The incidence of stomach cancer in South East Asia is not as high as in Japan or Korea, where screening is recommended for those above 40 years. Nevertheless, there are certain population groups which see an incidence which can possibly warrant a useful screening with gastroscopy.
In addition, while inherited genetically-linked stomach cancer is uncommon, certain disease patterns in families will warrant an individual for screening:
- Chinese males aged 50–70
- At least 2 cases of stomach cancer in the family, with at least one diagnosed before 50
- Family history of gastric cancer before age 45
- Family history of diffuse gastric cancer
- How is stomach cancer treated?
- The choice of treatment depends mainly on the size and location of the tumour, stage of disease and your general health. While the earliest stages of stomach cancer can be treated through gastroscopy guided procedures, the mainstay of treatment still involve surgery, chemotherapy or radiation therapy. Most patients receive more than one type of treatment, and have a team of specialists planning the treatment.
- What kind of surgery is needed for stomach cancer?
The type of surgery depends on mainly on where the cancer is located – either the whole stomach or the part bearing the cancer is removed.
- Subtotal gastrectomy for tumours at the lower part of the stomach: the lower part of the stomach is removed, and the remaining part attached to the intestine
- Total gastrectomy for tumours at the upper part of the stomach: the entire stomach is removed, and the oesophagus is connected directly to the small intestine
The systematic removal of surrounding lymph nodes is also routinely performed, for the most comprehensive clearance of disease. The surgery is always performed under general anaesthesia (GA), through a cut in the abdomen. In selected cases, it can also be accomplished via laparoscopy (key-hole) surgery.

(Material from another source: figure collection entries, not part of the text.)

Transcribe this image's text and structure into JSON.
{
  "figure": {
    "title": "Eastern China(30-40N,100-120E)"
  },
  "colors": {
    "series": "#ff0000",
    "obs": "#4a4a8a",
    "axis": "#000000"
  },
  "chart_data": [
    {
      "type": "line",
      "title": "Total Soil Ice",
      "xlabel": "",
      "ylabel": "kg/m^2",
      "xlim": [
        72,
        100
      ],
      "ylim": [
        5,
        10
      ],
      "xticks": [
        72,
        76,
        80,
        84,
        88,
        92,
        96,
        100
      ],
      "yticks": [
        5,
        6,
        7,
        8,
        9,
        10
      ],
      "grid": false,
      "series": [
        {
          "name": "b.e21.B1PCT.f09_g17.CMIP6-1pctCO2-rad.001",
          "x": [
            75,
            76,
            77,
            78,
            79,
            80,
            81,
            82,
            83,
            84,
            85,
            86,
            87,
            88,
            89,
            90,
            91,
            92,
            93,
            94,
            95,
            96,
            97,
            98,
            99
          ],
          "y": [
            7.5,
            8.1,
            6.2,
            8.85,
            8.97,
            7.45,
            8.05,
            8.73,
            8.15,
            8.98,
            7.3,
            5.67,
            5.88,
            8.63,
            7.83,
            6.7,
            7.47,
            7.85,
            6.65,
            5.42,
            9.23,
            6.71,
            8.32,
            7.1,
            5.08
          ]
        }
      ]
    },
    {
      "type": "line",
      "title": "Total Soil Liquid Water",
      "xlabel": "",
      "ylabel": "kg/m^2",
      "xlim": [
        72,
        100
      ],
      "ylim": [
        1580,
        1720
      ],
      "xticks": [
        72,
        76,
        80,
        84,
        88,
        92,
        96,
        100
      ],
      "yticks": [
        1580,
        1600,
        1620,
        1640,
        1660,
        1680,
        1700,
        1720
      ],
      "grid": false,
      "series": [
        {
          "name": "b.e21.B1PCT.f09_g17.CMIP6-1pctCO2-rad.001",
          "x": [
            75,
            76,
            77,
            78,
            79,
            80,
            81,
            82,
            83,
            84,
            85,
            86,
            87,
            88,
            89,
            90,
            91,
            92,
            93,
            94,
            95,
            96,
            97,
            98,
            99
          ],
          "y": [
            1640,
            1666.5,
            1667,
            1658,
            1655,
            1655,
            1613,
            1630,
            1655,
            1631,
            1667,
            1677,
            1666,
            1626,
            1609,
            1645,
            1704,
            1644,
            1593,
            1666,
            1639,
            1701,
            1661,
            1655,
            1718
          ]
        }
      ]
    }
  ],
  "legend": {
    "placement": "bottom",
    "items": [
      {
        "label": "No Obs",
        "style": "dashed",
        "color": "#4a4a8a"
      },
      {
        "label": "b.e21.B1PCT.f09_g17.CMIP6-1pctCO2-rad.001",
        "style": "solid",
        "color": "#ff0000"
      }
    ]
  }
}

While the time to discharge from hospital after surgery is normally within a week, recovery and time to healing differs between individuals. Post-surgery pain is normally tolerable, and controlled with medicine. Mobility is normally achievable on the day after surgery, while the health care team watches for signs of bleeding, infection or other problems.

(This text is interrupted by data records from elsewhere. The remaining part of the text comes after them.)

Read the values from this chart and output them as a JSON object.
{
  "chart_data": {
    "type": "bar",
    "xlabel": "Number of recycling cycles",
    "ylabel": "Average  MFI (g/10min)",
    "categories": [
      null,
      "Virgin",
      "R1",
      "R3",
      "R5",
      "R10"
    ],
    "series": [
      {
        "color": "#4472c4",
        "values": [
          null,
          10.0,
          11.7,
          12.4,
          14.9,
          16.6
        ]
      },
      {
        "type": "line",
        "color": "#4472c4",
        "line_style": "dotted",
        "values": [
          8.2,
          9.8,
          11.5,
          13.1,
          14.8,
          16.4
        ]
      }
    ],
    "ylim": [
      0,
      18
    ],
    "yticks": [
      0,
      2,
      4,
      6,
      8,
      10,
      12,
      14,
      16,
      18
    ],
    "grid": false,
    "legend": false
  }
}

- Is chemotherapy and radiotherapy needed for stomach cancer?
- Most people with stomach cancer get chemotherapy, which can be given before or after surgery. After surgery, radiation therapy may be given alongside chemotherapy. Chemotherapy can be given either through a vein (intravenous), orally or in combination.
- What nutritional precautions should I have after stomach surgery?
- Nutrition is an important part of your treatment for stomach cancer. You need the right amount of calories, protein, vitamins and minerals to maintain your strength and to heal. While the capacity of the stomach is greatly reduced or even nullified from removal after surgery, digestion of food remains normal. However, you may need to take daily supplements of vitamins and minerals, such as vitamin D, calcium and iron. You may also need vitamin B12 shots.
Some people have problems eating and drinking after stomach surgery. Liquids may pass into the small intestine too fast, which causes dumping syndrome. The symptoms are cramps, nausea, bloating, diarrhea and dizziness. To prevent these symptoms, it may help to make the following changes:
- Plan to have smaller, more frequent meals
- Drink liquids before or after meals
- Cut down on very sweet foods and drinks (such as cookies, candy, soda and juices)
- What follow-up care should I expect after stomach cancer surgery?
You will require regular checkups after treatment for stomach cancer. Checkups help ensure that any changes in your health are noted and treated if needed. If you have any health problems between checkups, you should contact the Clinic. Checkups may include a physical exam, blood tests, x-rays, CT scans, endoscopy or other tests.